Internal component protection is essential to the effectiveness of consumer IoT devices. Consumer IoT is designed to work in isolation with no maintenance from the user (other than perhaps the occasional dust). Consumers expect them to keep working and to continue to provide that desired convenience and security.
However, there are two key challenges with traditional water protection methods that affect the quality of internal electronic component protection and subsequently the reliability and durability of consumer IoT devices. Firstly, traditional water protection methods degrade over time, leaving devices more vulnerable to water and corrosion damage as time goes on. Secondly, they don’t have the ability to protect all components.
Conformal coatings, for example, crack overtime and leave components susceptible to damage. They are also too thick to protect every component and would render some components, such as mechanical switches, unable to function entirely. Nano-coating solutions, however, provide devices with life-time protection, don’t degrade over time, and are ultra-thin so that they can be used to treat an entire PCBA and protect all components from water damage.

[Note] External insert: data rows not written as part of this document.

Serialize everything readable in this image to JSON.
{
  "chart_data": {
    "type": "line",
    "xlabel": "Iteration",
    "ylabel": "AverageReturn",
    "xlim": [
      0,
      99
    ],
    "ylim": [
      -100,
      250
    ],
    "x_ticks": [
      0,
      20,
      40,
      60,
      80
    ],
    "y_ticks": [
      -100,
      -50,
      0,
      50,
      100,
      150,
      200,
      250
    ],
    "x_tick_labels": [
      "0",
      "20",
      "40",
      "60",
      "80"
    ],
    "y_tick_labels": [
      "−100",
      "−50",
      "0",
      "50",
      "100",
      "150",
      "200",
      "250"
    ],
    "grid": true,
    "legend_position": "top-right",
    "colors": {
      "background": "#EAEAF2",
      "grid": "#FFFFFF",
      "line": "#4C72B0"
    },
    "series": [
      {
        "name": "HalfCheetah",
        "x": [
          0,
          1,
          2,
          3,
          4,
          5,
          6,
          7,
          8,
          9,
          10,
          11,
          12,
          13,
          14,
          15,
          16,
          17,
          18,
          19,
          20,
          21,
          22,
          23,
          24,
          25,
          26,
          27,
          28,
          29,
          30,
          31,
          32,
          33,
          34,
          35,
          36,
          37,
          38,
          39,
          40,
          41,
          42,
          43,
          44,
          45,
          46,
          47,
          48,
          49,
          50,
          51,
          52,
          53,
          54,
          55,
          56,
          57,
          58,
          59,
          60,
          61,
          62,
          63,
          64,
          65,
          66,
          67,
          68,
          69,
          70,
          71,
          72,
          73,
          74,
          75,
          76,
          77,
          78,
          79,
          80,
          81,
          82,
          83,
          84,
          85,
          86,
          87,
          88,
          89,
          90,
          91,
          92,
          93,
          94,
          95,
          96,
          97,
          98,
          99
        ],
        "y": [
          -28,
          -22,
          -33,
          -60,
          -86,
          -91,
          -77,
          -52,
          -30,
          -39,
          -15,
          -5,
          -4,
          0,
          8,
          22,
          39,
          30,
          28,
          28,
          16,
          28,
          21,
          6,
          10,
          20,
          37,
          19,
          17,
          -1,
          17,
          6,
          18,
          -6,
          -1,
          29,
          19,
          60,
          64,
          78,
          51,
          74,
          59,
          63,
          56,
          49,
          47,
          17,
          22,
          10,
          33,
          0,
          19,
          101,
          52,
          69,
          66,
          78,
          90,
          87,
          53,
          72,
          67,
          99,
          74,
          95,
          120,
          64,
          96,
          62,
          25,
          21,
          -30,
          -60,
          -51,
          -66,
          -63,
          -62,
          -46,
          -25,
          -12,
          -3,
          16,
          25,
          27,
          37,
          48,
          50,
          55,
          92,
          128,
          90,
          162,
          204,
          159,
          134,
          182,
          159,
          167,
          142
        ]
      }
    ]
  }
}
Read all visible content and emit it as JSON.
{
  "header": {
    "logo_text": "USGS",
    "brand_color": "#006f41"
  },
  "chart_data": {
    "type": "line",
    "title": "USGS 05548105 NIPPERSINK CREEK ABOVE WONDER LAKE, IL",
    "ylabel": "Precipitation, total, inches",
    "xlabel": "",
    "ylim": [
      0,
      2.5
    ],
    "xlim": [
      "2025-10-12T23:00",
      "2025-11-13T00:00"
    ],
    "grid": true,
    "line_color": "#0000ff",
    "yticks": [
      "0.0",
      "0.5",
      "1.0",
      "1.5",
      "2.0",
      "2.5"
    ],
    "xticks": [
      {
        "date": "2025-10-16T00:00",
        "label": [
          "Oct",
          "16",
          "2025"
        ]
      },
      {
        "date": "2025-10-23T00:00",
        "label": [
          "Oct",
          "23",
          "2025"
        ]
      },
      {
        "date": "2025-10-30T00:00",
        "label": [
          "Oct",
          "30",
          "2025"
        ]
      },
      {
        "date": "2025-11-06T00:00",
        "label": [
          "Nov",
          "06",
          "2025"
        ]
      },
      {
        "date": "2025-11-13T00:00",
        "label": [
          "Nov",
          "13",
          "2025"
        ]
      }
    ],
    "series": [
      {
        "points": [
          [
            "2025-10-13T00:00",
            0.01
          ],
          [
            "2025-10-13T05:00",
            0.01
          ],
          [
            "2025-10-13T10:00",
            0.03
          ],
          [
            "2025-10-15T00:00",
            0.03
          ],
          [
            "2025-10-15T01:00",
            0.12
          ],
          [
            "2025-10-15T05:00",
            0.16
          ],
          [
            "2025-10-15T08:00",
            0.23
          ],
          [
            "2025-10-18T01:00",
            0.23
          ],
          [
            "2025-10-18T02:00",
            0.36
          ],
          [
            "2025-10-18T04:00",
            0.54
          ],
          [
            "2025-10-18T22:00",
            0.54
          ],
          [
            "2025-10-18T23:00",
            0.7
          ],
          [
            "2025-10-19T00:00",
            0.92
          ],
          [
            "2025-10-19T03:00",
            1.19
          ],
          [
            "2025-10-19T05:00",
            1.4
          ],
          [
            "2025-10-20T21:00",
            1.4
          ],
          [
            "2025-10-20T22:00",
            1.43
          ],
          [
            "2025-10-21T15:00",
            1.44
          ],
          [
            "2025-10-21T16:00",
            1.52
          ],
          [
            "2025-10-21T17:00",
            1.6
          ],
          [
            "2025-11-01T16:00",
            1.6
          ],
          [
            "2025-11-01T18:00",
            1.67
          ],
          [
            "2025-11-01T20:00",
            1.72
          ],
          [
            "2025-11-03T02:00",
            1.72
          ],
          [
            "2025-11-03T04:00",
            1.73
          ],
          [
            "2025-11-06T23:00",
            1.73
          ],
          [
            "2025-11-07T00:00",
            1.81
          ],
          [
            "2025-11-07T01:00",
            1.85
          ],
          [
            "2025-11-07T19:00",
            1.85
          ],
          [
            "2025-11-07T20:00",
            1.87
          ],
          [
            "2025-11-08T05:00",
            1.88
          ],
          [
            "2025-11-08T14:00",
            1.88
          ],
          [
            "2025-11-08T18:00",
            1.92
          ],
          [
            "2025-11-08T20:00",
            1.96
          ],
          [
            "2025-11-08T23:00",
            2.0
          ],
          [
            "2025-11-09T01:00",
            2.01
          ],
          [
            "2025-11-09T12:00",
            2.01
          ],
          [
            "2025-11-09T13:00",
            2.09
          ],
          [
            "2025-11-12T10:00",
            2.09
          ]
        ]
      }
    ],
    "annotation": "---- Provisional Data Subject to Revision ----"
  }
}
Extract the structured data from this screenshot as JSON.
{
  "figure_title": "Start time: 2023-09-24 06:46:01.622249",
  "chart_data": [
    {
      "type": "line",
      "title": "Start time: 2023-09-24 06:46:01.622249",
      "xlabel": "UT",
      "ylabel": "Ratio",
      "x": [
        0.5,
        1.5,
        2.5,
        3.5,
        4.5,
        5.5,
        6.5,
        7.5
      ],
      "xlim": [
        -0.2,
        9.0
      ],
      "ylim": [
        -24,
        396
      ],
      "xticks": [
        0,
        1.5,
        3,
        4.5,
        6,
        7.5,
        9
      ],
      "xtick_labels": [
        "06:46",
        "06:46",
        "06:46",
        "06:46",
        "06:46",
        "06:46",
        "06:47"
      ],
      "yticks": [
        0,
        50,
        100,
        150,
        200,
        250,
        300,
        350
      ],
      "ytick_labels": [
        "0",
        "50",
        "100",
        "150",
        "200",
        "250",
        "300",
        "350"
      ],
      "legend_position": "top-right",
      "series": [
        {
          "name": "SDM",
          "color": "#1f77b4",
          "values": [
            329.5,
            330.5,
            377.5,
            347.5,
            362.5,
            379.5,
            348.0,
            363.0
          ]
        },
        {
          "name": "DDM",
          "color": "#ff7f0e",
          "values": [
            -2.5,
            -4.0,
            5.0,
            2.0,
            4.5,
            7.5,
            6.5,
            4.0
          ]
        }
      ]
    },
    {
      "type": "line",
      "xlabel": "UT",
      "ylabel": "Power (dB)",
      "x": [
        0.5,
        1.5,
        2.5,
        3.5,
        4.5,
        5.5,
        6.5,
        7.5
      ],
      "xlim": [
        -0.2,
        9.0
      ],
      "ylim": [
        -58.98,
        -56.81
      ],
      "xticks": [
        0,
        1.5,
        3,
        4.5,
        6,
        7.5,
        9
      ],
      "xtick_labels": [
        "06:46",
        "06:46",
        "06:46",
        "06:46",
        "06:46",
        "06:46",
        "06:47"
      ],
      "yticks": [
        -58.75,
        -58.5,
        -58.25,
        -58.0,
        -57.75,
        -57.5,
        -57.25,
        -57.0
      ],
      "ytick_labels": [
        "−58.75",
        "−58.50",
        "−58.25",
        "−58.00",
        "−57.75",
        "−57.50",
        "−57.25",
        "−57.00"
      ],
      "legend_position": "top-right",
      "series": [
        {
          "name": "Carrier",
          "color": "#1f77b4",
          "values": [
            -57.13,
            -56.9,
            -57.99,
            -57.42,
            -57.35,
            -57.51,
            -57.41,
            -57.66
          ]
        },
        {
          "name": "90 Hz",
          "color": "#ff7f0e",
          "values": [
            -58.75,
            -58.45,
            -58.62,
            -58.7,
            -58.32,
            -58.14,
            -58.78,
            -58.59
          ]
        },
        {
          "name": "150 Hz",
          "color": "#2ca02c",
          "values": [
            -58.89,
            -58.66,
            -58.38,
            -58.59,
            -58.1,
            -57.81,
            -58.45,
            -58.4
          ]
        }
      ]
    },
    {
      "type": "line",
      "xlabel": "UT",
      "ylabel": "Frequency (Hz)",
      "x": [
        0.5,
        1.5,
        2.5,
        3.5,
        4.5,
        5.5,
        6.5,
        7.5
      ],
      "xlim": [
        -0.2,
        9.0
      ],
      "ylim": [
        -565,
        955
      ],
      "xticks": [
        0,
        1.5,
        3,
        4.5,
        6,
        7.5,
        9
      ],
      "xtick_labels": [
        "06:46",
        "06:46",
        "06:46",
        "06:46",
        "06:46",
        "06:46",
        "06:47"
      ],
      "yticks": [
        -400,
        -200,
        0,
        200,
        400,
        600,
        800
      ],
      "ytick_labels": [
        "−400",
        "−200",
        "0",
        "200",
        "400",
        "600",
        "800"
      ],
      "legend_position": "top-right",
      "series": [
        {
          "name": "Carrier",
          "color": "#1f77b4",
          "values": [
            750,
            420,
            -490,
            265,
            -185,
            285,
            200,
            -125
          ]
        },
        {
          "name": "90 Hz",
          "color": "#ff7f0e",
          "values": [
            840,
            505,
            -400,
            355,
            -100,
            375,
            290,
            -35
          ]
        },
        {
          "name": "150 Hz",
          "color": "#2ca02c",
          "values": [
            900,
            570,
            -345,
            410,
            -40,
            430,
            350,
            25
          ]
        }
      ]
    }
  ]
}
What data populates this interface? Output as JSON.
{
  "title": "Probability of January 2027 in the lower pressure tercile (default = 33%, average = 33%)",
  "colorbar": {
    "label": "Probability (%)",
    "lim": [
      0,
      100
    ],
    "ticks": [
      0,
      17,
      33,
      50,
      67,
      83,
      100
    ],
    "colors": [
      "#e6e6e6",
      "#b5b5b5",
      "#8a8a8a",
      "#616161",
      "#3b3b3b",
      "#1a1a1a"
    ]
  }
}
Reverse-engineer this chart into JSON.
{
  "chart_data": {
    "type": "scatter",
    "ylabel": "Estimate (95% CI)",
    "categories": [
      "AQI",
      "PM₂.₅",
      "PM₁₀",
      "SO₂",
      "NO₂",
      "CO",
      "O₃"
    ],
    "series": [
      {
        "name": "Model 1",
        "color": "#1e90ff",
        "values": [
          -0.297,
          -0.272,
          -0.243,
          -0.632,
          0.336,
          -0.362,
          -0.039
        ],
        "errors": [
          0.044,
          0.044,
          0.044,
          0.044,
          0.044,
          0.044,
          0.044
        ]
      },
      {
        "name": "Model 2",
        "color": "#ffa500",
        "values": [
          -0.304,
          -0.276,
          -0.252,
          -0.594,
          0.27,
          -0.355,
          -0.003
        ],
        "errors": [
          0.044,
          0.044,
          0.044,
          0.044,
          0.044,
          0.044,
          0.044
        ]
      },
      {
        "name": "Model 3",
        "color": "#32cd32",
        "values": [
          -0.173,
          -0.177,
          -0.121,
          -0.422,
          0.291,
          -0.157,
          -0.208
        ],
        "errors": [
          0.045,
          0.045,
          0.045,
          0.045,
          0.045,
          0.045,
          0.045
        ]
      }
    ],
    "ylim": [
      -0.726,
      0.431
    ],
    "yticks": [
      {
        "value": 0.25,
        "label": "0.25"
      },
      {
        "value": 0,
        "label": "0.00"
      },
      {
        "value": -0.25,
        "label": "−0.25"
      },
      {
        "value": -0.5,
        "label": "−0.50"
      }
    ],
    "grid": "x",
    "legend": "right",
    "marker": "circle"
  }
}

The ‘risks’ consumers are willing to take with their IoT devices is a strong indicator that user expectations around water/corrosion protection, reliability, and durability are increasing. If positioned exteriorly, consumer IoT devices (such as smart locks) are vulnerable to adverse weather conditions including rain and even salt fog in coastal areas.
For those inside the home, we’re seeing an increasing number of people using their devices in areas that pose a higher risk to corrosion and water damage. For example, over half of smart speaker owners use them in the kitchen where they can be exposed to humidity and steam from cooking. Furthermore, nearly a third of owners use them in the bathroom where they are vulnerable to a plethora of water-related accidents.